59 in June... hard to believe I even made it this far.
Perhaps being born in 'The Year of the Tiger' gave me nine lives. I recall an incident in my 'high school daze' where some rich kid in the Coronado Shores invited a bunch of us to party at the family flat, which was on the 9th floor of that particular building. His parents were out of town, of course. I didn't like the guy very much, but I figured WTF, unlimited free alcohol. We went down there and drank a truckload of booze, and several of us weren't satisfied with the view from the balcony, so we climbed out on the unprotected ledge and roamed around. The ledge was 3' to 4' wide, slick concrete with a beveled edge, nothing to grab if one slipped & fell...
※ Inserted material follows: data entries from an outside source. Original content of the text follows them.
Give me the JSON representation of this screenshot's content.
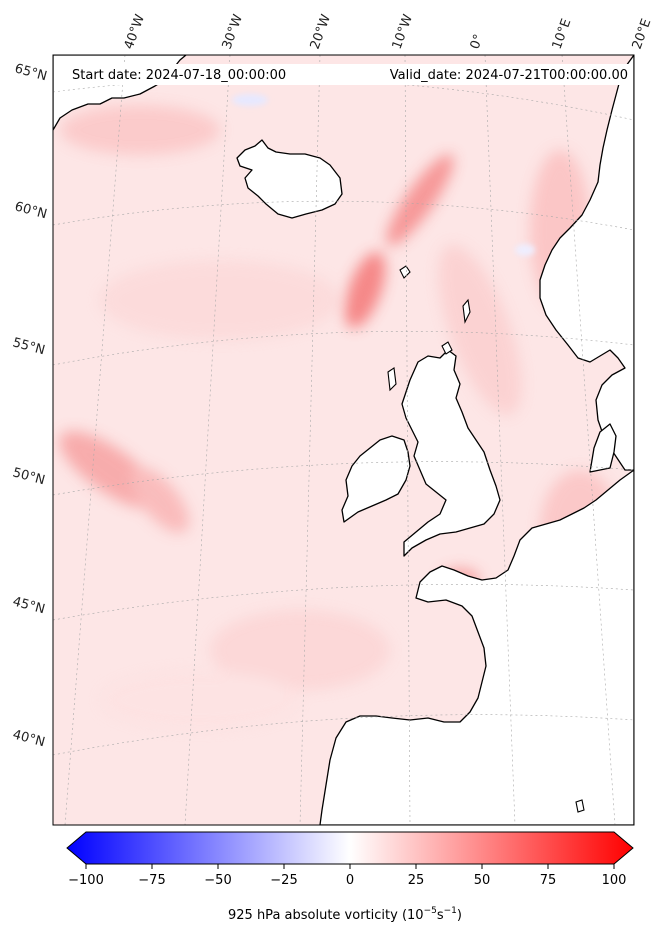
{
  "map": {
    "start_date": "Start date: 2024-07-18_00:00:00",
    "valid_date": "Valid_date: 2024-07-21T00:00:00.00",
    "lon_labels": [
      "40°W",
      "30°W",
      "20°W",
      "10°W",
      "0°",
      "10°E",
      "20°E"
    ],
    "lat_labels": [
      "65°N",
      "60°N",
      "55°N",
      "50°N",
      "45°N",
      "40°N"
    ],
    "field": "925 hPa absolute vorticity",
    "colors": {
      "background": "#fde8e8",
      "land": "#ffffff",
      "coast": "#000000",
      "gridline": "#9a9a9a"
    }
  },
  "colorbar": {
    "label": "925 hPa absolute vorticity (10",
    "label_exp1": "−5",
    "label_mid": "s",
    "label_exp2": "−1",
    "label_end": ")",
    "ticks": [
      "−100",
      "−75",
      "−50",
      "−25",
      "0",
      "25",
      "50",
      "75",
      "100"
    ],
    "range": [
      -100,
      100
    ],
    "colors": {
      "min": "#0000ff",
      "mid": "#ffffff",
      "max": "#ff0000"
    }
  }
}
The following day, a good friend of mine told me I had been running on that ledge while hammered. I think back to that night, and it would've been so easy for my life to end right there... one slip, a 9-story fall, and yours truly splattered like a melon all over the terrace below. Learning about that incident scared me: I had no recollection of running on the ledge because I was wasted, but I knew how dangerous it could be, so I never went to that flat again. I'm not scared of heights either, I'm actually pretty comfortable, but that sort of drunken behavior is SO dangerous... I'm pretty sure I used up one of my nine lives on that night.
On a similar note, we lost one of our classmates when he fell from the Bay Bridge... all of us used to climb around the chain-link fence collar on the service catwalk underneath the bridge, and make our way out to the center of the span to party and check out the views. One crazy fool even rode his motorcycle on the catwalk before bridge workers started locking the gate, a dirt bike small enough to fit between the railings. That was some crazy $h!t. But that dude who died, he fell from the chain-link collar, which wasn't even over water yet, so he fell onto some rip-rap boulders near the base of the 2nd pier. It was only a drop of 40' or so, but that's all it takes when you're falling onto jagged rock. Nowadays, there's greater security on the bridge... post-9/11.